Do you love me? I need to know... like sexually love me?





.. I mean I need to know if you have feelings of lust for me... otherwise I will give you no money... why should I ??


















They replied...


My dearest

How are you today and how is your health with hope you are fine My dear in regards to what you are asking me i have already made up my mind that who ever that help me out from this place will be the person that i will spend the rest of my life with.

Please my dear having accepted to help me out from here i have accepted you in every area to spend the rest of my life with you and you know there no way that i can not be having the feelings for you ok Just help me out from here because i have accepted you and i am having the feeling for you ok.

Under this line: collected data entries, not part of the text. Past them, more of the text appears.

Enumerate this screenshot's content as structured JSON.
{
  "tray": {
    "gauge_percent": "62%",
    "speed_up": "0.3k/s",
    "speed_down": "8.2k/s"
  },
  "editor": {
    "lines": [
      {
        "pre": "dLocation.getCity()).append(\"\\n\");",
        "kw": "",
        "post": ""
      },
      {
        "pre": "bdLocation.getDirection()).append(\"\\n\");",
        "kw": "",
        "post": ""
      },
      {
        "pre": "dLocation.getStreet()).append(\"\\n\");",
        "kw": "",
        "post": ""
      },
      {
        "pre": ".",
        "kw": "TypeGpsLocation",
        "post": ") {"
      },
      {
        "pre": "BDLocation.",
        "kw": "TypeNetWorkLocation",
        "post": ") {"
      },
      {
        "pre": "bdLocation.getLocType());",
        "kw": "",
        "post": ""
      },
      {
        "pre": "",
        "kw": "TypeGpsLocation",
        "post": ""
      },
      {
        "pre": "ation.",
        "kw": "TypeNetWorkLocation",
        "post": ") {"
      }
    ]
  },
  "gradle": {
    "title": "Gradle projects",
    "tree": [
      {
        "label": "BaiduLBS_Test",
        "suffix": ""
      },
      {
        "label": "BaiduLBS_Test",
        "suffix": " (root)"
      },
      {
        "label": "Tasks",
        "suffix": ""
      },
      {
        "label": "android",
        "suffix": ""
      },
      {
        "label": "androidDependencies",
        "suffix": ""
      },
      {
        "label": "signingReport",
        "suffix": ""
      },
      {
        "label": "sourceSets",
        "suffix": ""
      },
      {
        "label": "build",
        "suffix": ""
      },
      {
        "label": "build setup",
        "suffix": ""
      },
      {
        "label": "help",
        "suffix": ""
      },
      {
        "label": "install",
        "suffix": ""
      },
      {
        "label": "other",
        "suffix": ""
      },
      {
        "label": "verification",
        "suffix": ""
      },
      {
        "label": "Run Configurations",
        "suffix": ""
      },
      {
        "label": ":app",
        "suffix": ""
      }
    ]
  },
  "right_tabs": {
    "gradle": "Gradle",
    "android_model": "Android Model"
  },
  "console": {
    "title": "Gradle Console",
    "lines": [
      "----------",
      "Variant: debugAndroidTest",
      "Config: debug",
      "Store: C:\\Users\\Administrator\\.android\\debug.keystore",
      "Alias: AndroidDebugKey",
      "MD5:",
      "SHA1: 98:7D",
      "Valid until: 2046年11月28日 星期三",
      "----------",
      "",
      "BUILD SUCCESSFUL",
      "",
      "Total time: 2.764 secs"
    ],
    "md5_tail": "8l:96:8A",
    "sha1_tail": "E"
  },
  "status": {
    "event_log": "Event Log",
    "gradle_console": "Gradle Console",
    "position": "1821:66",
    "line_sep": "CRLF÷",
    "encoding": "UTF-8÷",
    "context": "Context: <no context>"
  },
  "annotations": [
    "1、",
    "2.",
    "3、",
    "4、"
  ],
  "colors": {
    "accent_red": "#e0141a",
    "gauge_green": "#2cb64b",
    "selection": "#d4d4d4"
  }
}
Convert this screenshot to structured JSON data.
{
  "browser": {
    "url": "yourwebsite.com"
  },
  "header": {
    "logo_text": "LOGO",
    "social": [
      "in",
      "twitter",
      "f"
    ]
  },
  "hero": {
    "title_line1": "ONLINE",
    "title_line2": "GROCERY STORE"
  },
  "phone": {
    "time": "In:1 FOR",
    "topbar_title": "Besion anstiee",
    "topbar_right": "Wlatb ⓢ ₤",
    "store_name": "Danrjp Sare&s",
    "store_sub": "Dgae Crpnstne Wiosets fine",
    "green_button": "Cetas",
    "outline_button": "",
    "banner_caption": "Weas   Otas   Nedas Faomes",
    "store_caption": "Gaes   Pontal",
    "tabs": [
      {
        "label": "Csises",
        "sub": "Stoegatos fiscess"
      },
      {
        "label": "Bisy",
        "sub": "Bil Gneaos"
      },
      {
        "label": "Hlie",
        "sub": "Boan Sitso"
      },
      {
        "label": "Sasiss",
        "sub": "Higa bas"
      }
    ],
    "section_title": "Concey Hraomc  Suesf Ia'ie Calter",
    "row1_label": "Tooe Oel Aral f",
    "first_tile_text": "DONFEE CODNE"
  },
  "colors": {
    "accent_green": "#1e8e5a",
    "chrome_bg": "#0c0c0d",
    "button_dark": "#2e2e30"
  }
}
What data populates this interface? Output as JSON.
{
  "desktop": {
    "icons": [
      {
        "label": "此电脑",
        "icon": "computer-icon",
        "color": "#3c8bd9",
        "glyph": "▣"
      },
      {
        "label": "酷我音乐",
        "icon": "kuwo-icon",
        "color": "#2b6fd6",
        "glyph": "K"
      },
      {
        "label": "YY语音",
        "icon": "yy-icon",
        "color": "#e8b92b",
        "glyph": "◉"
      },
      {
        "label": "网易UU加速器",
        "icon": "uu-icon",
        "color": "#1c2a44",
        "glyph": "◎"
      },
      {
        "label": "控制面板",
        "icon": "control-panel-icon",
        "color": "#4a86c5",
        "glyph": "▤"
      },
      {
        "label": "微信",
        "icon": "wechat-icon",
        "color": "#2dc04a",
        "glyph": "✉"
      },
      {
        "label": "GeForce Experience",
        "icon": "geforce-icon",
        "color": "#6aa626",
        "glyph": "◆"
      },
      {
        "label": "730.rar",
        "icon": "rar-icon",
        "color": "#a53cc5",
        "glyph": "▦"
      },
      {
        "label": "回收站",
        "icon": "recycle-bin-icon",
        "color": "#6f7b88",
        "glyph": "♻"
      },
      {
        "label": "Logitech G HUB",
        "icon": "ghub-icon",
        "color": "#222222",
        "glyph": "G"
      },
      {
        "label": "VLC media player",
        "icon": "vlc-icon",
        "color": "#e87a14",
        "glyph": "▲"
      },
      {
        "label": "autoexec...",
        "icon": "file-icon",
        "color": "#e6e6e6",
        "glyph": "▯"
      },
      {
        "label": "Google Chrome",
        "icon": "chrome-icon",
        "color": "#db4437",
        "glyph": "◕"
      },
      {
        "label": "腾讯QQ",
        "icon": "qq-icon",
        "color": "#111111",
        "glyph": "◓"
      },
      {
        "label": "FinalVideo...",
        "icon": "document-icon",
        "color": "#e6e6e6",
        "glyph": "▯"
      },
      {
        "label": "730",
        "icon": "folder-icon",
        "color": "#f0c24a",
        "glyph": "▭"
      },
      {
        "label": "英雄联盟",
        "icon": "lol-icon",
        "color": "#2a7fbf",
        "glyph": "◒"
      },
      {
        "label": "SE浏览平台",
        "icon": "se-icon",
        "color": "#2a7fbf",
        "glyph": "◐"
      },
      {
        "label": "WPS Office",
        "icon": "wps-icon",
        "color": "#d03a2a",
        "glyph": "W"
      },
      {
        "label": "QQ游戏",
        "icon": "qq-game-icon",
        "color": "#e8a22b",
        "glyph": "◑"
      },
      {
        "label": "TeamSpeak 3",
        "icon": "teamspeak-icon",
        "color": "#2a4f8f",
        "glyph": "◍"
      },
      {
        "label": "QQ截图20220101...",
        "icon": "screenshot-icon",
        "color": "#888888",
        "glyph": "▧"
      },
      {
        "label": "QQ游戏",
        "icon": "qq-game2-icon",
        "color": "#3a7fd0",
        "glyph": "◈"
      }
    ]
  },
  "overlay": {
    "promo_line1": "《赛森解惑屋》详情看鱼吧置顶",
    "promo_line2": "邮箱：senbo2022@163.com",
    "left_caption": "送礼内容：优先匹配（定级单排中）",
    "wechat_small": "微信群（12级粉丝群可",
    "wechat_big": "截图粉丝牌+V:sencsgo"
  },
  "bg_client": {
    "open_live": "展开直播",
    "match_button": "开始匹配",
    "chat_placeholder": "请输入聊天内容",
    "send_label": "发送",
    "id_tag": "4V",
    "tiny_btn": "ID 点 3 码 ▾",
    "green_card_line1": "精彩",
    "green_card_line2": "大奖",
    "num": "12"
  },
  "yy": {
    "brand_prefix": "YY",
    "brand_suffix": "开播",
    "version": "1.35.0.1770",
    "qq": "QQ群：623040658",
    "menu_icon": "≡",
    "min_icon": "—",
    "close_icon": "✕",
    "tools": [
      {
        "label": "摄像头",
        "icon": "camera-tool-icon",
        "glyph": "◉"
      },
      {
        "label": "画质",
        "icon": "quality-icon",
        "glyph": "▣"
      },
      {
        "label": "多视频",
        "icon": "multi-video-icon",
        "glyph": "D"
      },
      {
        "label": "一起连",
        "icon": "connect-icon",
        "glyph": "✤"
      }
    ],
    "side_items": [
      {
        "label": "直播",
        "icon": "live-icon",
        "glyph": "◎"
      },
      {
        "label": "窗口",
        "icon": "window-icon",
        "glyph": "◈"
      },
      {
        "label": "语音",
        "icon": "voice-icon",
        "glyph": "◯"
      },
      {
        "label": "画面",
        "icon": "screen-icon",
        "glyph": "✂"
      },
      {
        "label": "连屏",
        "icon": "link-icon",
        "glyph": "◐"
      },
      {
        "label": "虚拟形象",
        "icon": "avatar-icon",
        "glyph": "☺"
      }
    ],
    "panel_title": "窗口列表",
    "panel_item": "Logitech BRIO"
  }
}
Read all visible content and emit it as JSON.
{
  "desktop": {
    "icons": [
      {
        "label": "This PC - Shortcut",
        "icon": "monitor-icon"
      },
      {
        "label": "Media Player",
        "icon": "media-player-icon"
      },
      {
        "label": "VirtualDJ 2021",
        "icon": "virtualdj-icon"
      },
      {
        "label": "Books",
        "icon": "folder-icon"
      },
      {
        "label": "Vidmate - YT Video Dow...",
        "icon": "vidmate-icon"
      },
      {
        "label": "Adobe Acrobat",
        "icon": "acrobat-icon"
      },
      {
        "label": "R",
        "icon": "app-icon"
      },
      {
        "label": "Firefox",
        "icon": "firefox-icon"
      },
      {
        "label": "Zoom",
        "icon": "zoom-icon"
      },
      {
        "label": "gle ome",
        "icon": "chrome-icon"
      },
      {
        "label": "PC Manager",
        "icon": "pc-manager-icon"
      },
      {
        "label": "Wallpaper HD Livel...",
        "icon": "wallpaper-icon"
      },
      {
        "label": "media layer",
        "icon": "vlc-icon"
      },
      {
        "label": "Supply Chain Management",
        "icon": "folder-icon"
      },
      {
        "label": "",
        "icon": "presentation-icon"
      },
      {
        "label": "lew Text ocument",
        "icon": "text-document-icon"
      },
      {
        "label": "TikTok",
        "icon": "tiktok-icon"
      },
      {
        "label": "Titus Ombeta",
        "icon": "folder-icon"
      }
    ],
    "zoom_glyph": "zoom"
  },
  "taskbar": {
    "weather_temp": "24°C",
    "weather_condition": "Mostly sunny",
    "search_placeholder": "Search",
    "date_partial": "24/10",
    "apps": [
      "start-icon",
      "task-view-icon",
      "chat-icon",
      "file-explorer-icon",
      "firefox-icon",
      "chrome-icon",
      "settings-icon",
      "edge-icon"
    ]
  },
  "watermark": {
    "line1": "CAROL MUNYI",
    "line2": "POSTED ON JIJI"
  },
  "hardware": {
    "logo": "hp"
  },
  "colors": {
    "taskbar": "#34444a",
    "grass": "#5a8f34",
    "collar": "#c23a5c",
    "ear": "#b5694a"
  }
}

Loving with all my heart please do not forget to send me those information/date in your nest mail so that i can communicate with the bank over the transfer process ok.Loving with all my heart Caroline 










Stop breaking my heart by not reading my mails.



















I replied...















Your not even reading what I`m writing... you probably have being sending these letters to other men...


I kind of feel angry towards you... only because I love you My dearest...

You need to prove yourself as being real.. I have heard about scammers trying to get details off people... I need to know you are not like this...I will defiantly send you the details if you take a picture with a sign saying ' Pluto, your a planet in my eyes, love Caroline'  Just so I know its for me (my nickname is Pluto).